Nach Auffassung des Beirats müsse die Eigenständigkeit des Festivals als städtische Veranstaltung fortgeführt werden. “Das Theater Augsburg ist als enger Kooperationspartner zu beteiligen. Die Rahmenbedingungen der Zusammenarbeit sind in einem neuen Kooperationsvertrag festzuschreiben. Dabei sind die beidseitigen Erfahrungen der letzten Jahre zu berücksichtigen.”
Nach Auffassung des Beirats müsste für die Aufführungs- und Spielorte eine noch bessere Verteilung über das gesamte Stadtgebiet ins Auge gefasst werden. In Bezug auf die Veranstaltungsformate sollten noch mehr partizipative Elemente (Schulprojekte mit eigener Präsentationsplattform, Bürgerbühnen-Workshops) ins Programm aufgenommen werden.
Außerdem müsste, um der überragenden Bedeutung Bertolt Brechts für die Stadt Augsburg Rechnung zu tragen, eine ganzjährige Struktur der Brechtpflege geschaffen werden. Diese könnte von der Strahlkraft des Brechfestivals profitieren. Erforderlich sei eine effektive und nachhaltige Vernetzung des Brechtfestivals mit Brechthaus, Brechtpreis, den Brechtführungen und der Brechtforschung. Wünschenswert sei auch ein verstärkter wechselseitiger Austausch mit anderen großen städtischen Events wie zum Beispiel dem Modularfestival und dem Friedensfest.

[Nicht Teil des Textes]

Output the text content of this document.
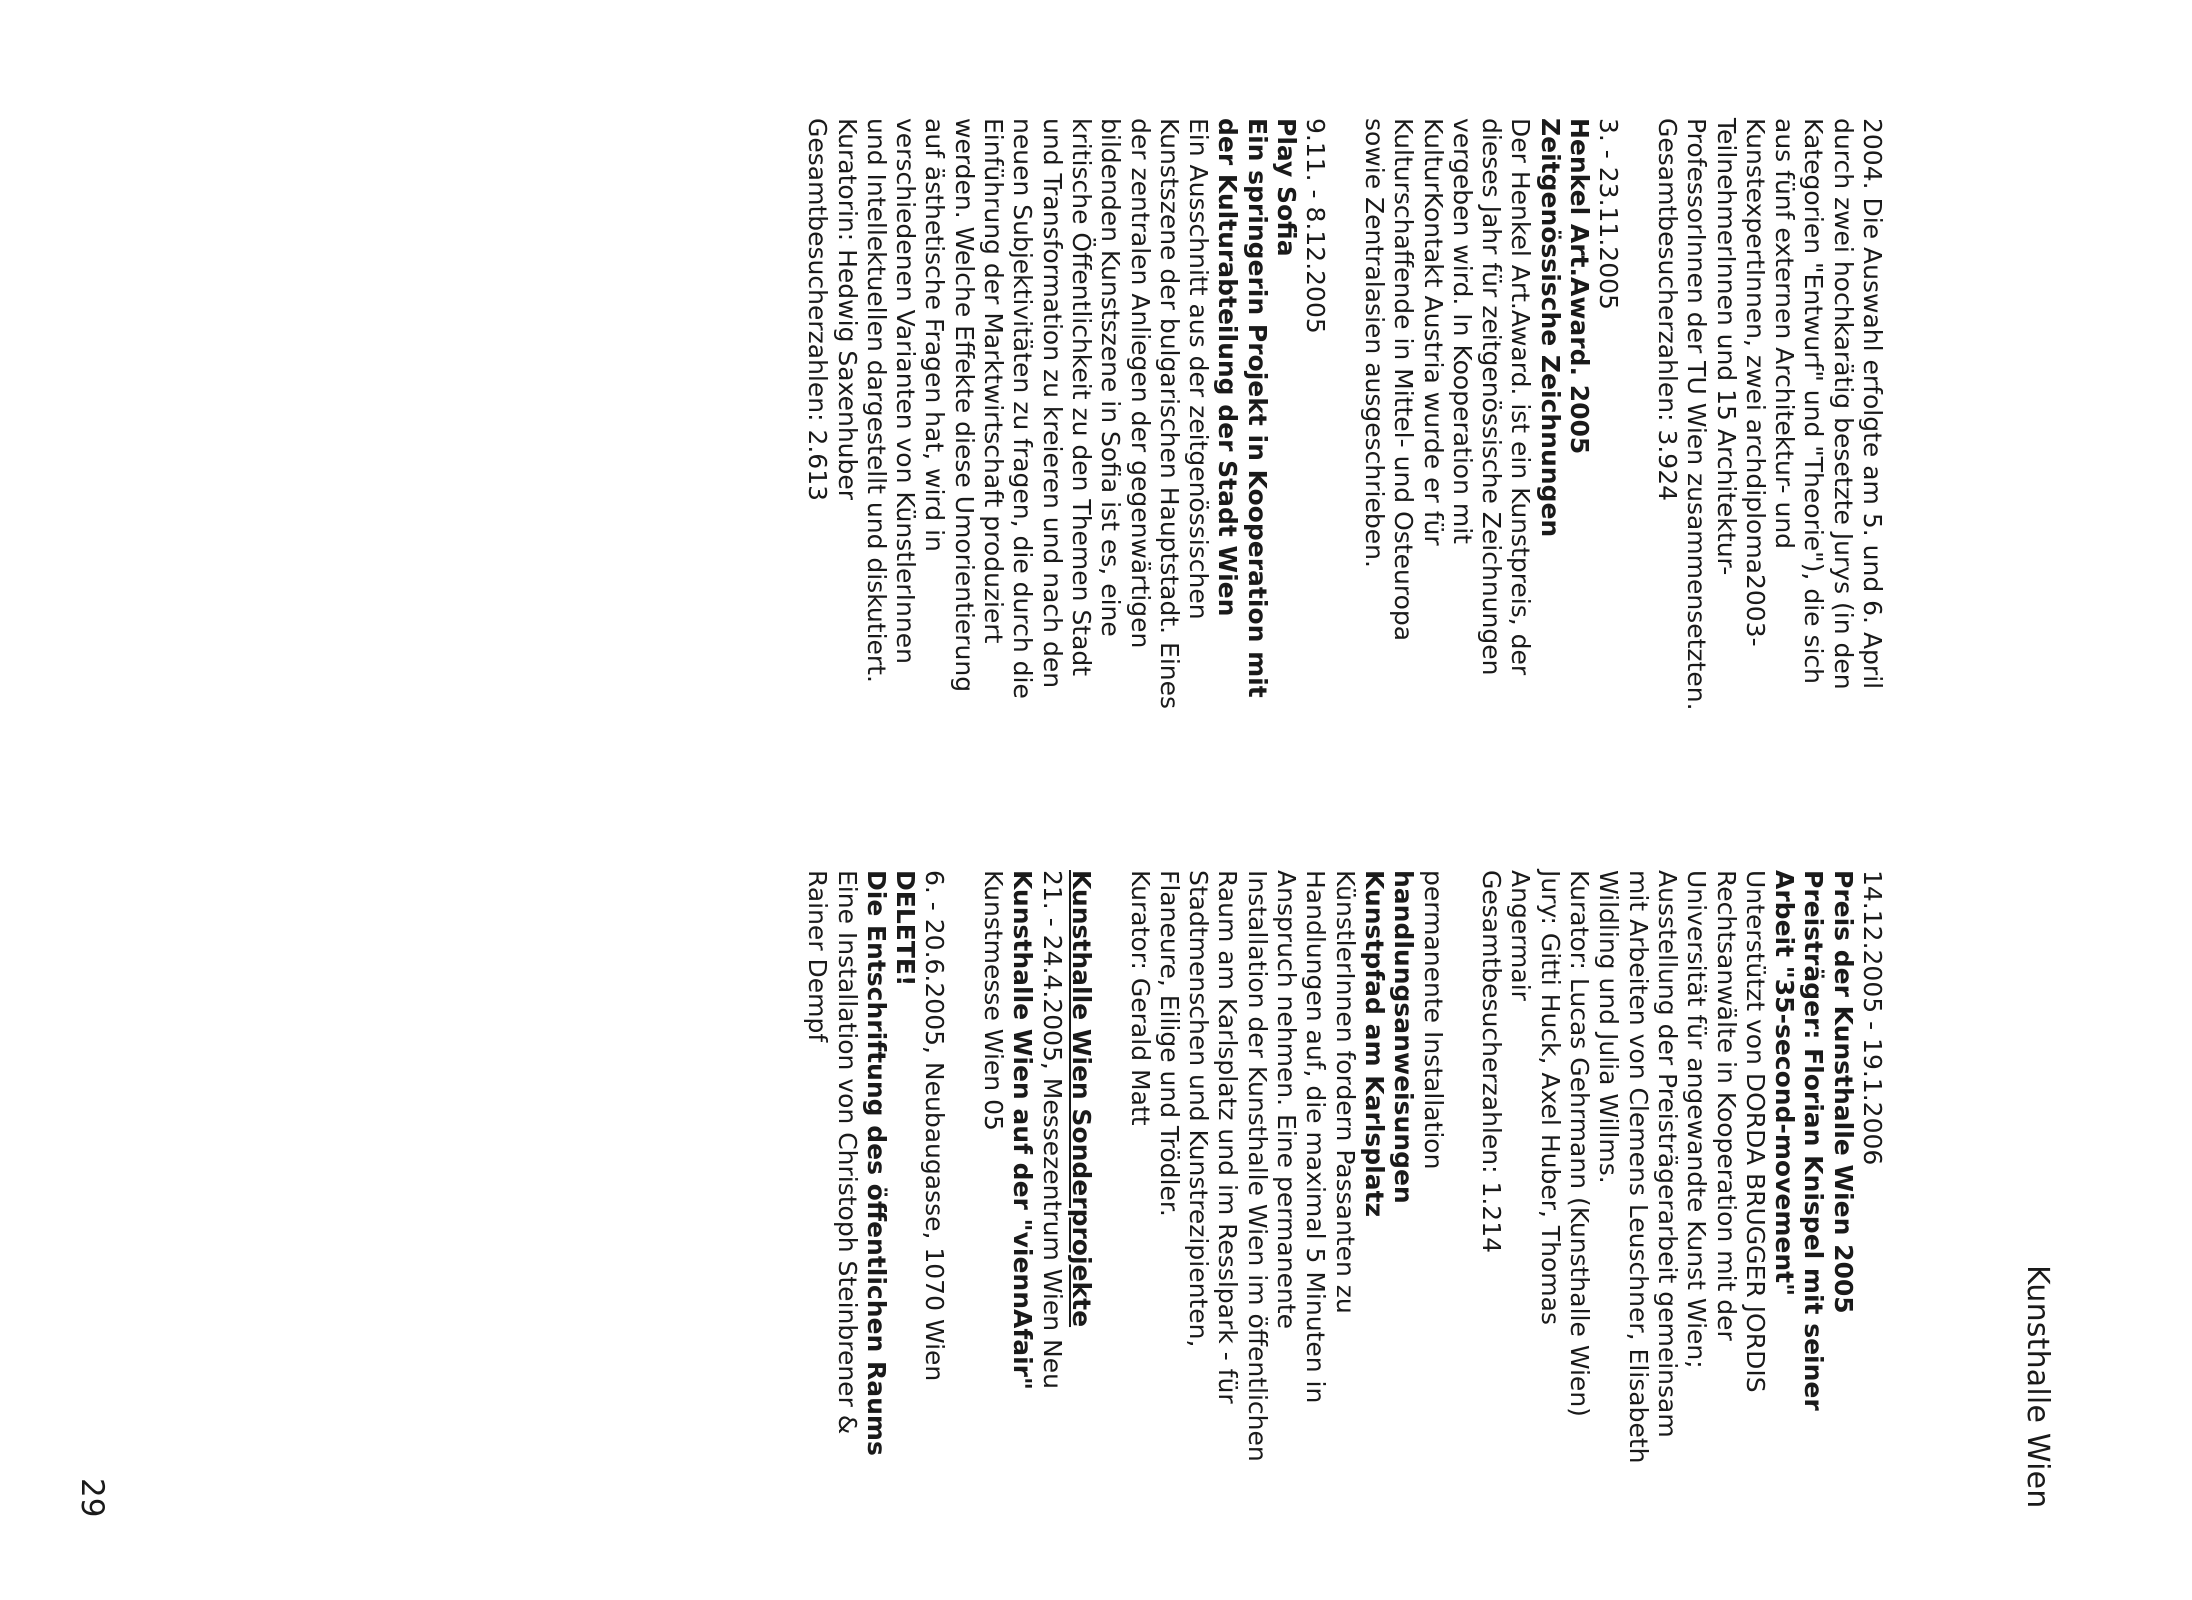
Kunsthalle Wien
2004. Die Auswahl erfolgte am 5. und 6. April
durch zwei hochkarätig besetzte Jurys (in den
Kategorien "Entwurf" und "Theorie"), die sich
aus fünf externen Architektur- und
KunstexpertInnen, zwei archdiploma2003-
TeilnehmerInnen und 15 Architektur-
ProfessorInnen der TU Wien zusammensetzten.
Gesamtbesucherzahlen: 3.924
3. - 23.11.2005
Henkel Art.Award. 2005
Zeitgenössische Zeichnungen
Der Henkel Art.Award. ist ein Kunstpreis, der
dieses Jahr für zeitgenössische Zeichnungen
vergeben wird. In Kooperation mit
KulturKontakt Austria wurde er für
Kulturschaffende in Mittel- und Osteuropa
sowie Zentralasien ausgeschrieben.
9.11. - 8.12.2005
Play Sofia
Ein springerin Projekt in Kooperation mit
der Kulturabteilung der Stadt Wien
Ein Ausschnitt aus der zeitgenössischen
Kunstszene der bulgarischen Hauptstadt. Eines
der zentralen Anliegen der gegenwärtigen
bildenden Kunstszene in Sofia ist es, eine
kritische Öffentlichkeit zu den Themen Stadt
und Transformation zu kreieren und nach den
neuen Subjektivitäten zu fragen, die durch die
Einführung der Marktwirtschaft produziert
werden. Welche Effekte diese Umorientierung
auf ästhetische Fragen hat, wird in
verschiedenen Varianten von KünstlerInnen
und Intellektuellen dargestellt und diskutiert.
Kuratorin: Hedwig Saxenhuber
Gesamtbesucherzahlen: 2.613
14.12.2005 - 19.1.2006
Preis der Kunsthalle Wien 2005
Preisträger: Florian Knispel mit seiner
Arbeit "35-second-movement"
Unterstützt von DORDA BRUGGER JORDIS
Rechtsanwälte in Kooperation mit der
Universität für angewandte Kunst Wien;
Ausstellung der Preisträgerarbeit gemeinsam
mit Arbeiten von Clemens Leuschner, Elisabeth
Wildling und Julia Willms.
Kurator: Lucas Gehrmann (Kunsthalle Wien)
Jury: Gitti Huck, Axel Huber, Thomas
Angermair
Gesamtbesucherzahlen: 1.214
permanente Installation
handlungsanweisungen
Kunstpfad am Karlsplatz
KünstlerInnen fordern Passanten zu
Handlungen auf, die maximal 5 Minuten in
Anspruch nehmen. Eine permanente
Installation der Kunsthalle Wien im öffentlichen
Raum am Karlsplatz und im Resslpark - für
Stadtmenschen und Kunstrezipienten,
Flaneure, Eilige und Trödler.
Kurator: Gerald Matt
Kunsthalle Wien Sonderprojekte
21. - 24.4.2005, Messezentrum Wien Neu
Kunsthalle Wien auf der "viennAfair"
Kunstmesse Wien 05
6. - 20.6.2005, Neubaugasse, 1070 Wien
DELETE!
Die Entschriftung des öffentlichen Raums
Eine Installation von Christoph Steinbrener &
Rainer Dempf
29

Für das Übergangsjahr 2017 schlägt der Kulturbeirat vor, mit dem bewährten lokalen Team zu arbeiten. “Es ist nicht unabdingbar, die Leitung des Festivals in die Hände einer externen Einzelperson zu legen. Zugleich ist eine verstetigte Struktur des Brechtfestivals zu schaffen, die der zukünftigen Leitung den Einstieg in ihre Arbeit erleichtert. In Bezug auf die zukünftige Festivalleitung ist der Kulturbeirat im Auswahlverfahren zu beteiligen.”